The International Cricket Council is not at all happy with the rise of national cricket leagues with the exception of some “outstanding T20 leagues, including the IPL, which set the gold standard for operations globally”.
The leagues financially not sustainable lead to possibilities of corruption, insecurities and non-payments to the players. Mushrooming leagues are also affecting cricket’s international calendar, ICC has observed.
ICC Chief Executive David Richardson has issued the following statement on concerns and plans to regulate national level T20 Leagues, which fail to contribute to the promotion of the game.
“The ICC, at the request of its Members, set up a Working Group in June 2018 to consider the sanctioning of events and player release.
“The primary purpose of the group was to address Members’ concerns regarding the proliferation of domestic T20 and other short-form leagues around the world. These have created challenges to and conflicts with the international playing calendar and often rely on a disproportionate number of international players from foreign countries.
“Poorly resourced and structured leagues are not sustainable in the long-term and may not support or invest in the growth and development of the game. They may also present challenges around corruption, failed leagues and non-payment of players all of which can damage cricket’s global reputation.
“A set of draft regulations have been developed over the past few months, which are designed to introduce minimum standards for short-form domestic leagues to safeguard cricket’s reputation and protect the long term health of the Members.
“They also recognize and encourage the important role that these leagues, when staged by or in partnership with Members, can play in the promotion of the sport, in raising operational standards, protecting the health, safety and welfare of its participants and enabling professional cricketers to reap the rewards of their talents by mandating minimum contractual protections for players.
“We are fortunate to have some outstanding T20 leagues, including the IPL, which set the gold standard for operations globally and this Working Group has taken into account those standards when developing the draft set of regulations. Our primary objective is to ensure other leagues around the world put in place the same minimum criteria and operate within a consistent framework.

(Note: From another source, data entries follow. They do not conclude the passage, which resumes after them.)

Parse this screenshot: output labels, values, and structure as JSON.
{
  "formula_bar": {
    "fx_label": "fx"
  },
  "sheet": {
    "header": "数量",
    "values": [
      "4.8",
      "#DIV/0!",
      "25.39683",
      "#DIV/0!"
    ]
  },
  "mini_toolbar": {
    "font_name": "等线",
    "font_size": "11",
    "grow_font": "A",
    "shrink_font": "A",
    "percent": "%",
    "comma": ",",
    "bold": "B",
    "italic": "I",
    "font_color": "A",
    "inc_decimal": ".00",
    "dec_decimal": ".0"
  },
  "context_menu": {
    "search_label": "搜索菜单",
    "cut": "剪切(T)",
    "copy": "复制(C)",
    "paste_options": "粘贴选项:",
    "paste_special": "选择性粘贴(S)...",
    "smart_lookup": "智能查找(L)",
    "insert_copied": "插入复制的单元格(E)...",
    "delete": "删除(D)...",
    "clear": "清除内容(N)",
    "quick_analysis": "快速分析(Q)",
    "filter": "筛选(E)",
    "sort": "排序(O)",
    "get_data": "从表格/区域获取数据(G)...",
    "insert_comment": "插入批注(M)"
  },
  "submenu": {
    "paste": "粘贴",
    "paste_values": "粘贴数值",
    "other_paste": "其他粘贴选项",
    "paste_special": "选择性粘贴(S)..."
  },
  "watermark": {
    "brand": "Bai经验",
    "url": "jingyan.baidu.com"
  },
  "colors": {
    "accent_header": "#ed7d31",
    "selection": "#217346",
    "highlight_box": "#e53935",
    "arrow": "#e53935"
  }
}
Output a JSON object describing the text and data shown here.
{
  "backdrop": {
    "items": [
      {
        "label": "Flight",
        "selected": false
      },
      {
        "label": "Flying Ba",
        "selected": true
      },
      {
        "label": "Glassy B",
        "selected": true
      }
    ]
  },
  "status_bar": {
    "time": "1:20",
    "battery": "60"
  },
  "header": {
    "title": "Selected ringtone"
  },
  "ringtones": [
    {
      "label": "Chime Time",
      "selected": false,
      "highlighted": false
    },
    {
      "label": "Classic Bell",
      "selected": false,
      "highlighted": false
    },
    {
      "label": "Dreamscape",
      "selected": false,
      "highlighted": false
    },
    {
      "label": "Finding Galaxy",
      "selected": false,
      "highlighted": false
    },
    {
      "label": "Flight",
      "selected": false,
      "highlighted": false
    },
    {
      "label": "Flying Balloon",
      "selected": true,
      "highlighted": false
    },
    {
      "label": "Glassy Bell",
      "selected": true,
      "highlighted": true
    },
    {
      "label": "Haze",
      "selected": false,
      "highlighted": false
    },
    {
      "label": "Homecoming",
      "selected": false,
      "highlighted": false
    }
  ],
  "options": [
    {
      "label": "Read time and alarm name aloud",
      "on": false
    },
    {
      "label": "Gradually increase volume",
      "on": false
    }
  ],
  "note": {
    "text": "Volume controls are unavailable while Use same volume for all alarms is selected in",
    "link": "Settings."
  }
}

“Reports in the Indian media that the ICC is somehow seeking to interfere in or dictate to the IPL are wide of the mark. That is not the case. As the Chief Executives’ Committee and the ICC Board were advised over the past few days, the development of the Regulations has been led by the Working Group, on behalf of its Members, to ensure the long-term health and reputation of the sport internationally and domestically.
“The Working Group will continue developing the regulations over the coming months.”